Из Франкфурта она отправилась в Веймар, в Саксонию — маленький, «самый поэтический», по выражению Сент-Бёва, самый интеллектуальный двор Германии… Едва приехав, г-жа де Сталь узнала, что даже самые низшие классы общества читали «Дельфину», а что Шатобриан здесь едва известен — это не могло ей не понравиться! Здесь никто не пел излишних гимнов обскурантизму папистов!
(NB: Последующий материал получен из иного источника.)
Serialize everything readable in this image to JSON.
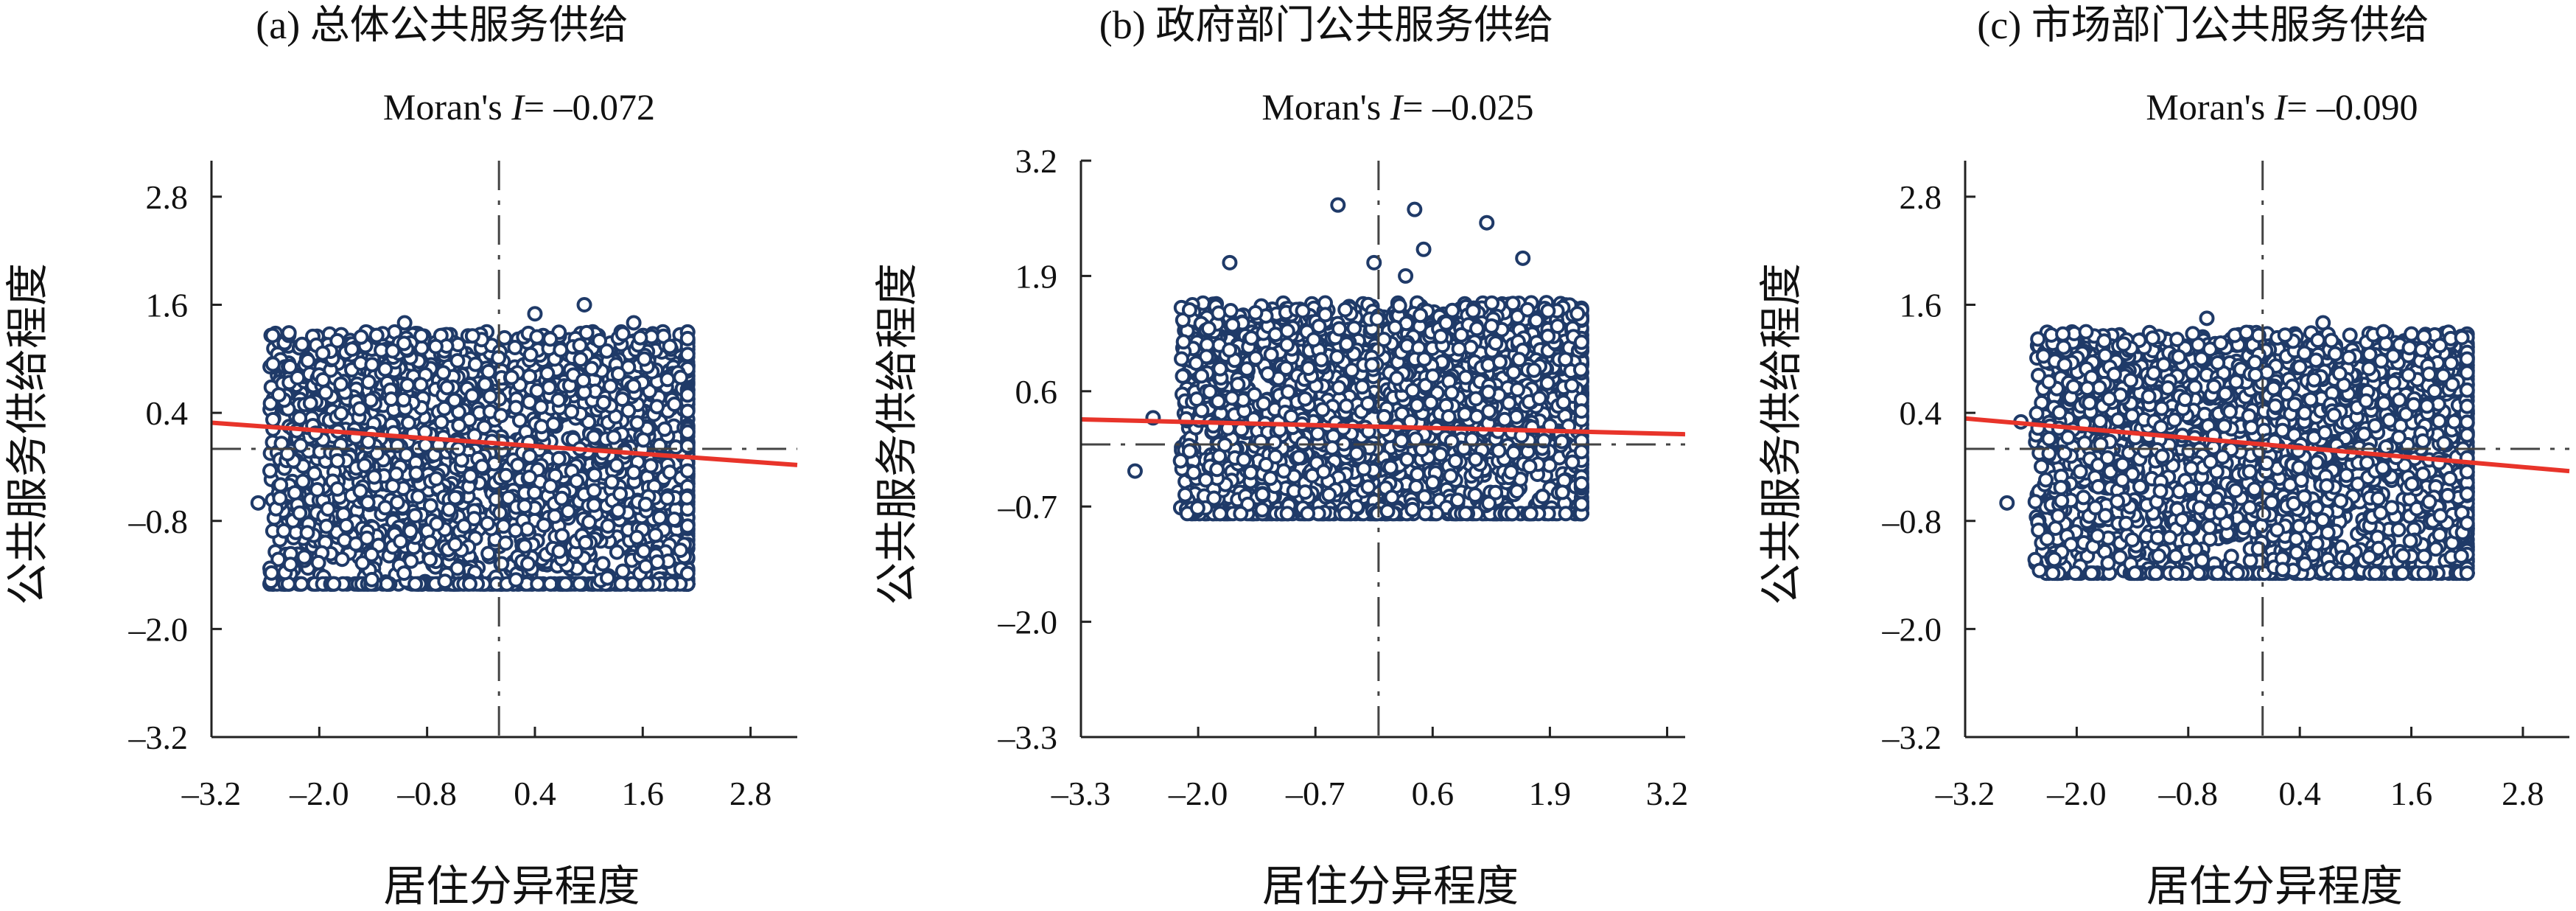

Всё же ей пришлось прождать десять дней, пока великий Гёте (настроенный против нее своей матерью) не вернулся из Йены для встречи с ней. Она повидалась с Шиллером, другой знаменитостью, которым восхищалась с большей симпатией. Двор устроил ей триумфальный прием, и всё было бы к лучшему в этом лучшем из изгнаний, если бы г-н Неккер тяжело не заболел. Его дочь находилась в Берлине, когда получила известие об ухудшении состояния больного. Она тотчас же повернула назад. Но опоздала: в Веймаре она узнала о смерти отца, наступившей 9 апреля.
В жизни г-жи де Сталь наступил новый этап: она обожала своего отца и до последнего момента отказывалась думать о неизбежном (иначе разве бы оставила она старика одного на несколько месяцев!), но по истечении траура вдруг стала хозяйкой своей жизни, своего состояния (огромного, что для Европы, что для Америки), своего «таланта» и своей «славы» (два ключевых понятия у Неккеров), и всё это было сосредоточено в одном слове, в одном месте: Коппе. Начиналась великая эпоха Коппе, его лучшие дни, насыщеннейшие часы.
Было совершенно очевидно, что теперь, когда ситуация во Франции ужесточилась, но и прояснилась, дама из Коппе должна выработать стройную линию поведения, если не хочет быть запертой в своем уделе. К несчастью, ее неоднозначность по отношению к недвусмысленной ситуации осталась неизменной.
С одной стороны, она хотела вернуться и продолжала ходатайствовать об этом, подключив Жюльетту, с другой стороны — не упускала случая заставить говорить о себе, что шло ей во вред. Жермена во всеуслышание заявляла о том, что она изгнанница, политическая жертва, при этом не пренебрегая ничем, чтобы перестать таковою являться. Она делала всё, чтобы снова войти в милость, и при этом же всё, чтобы усугубить свое положение. Надо было бы выбрать одно из двух: или добиться возвращения в Париж и, сыграв на руку противнику, заставить забыть о себе, поскольку Наполеон опасался ее «движения», либо наплевать на Париж и жить во славе где-нибудь в другом месте, в намеренном изгнании, порвав с режимом, не одобрявшим ее, но который не одобряла и она сама.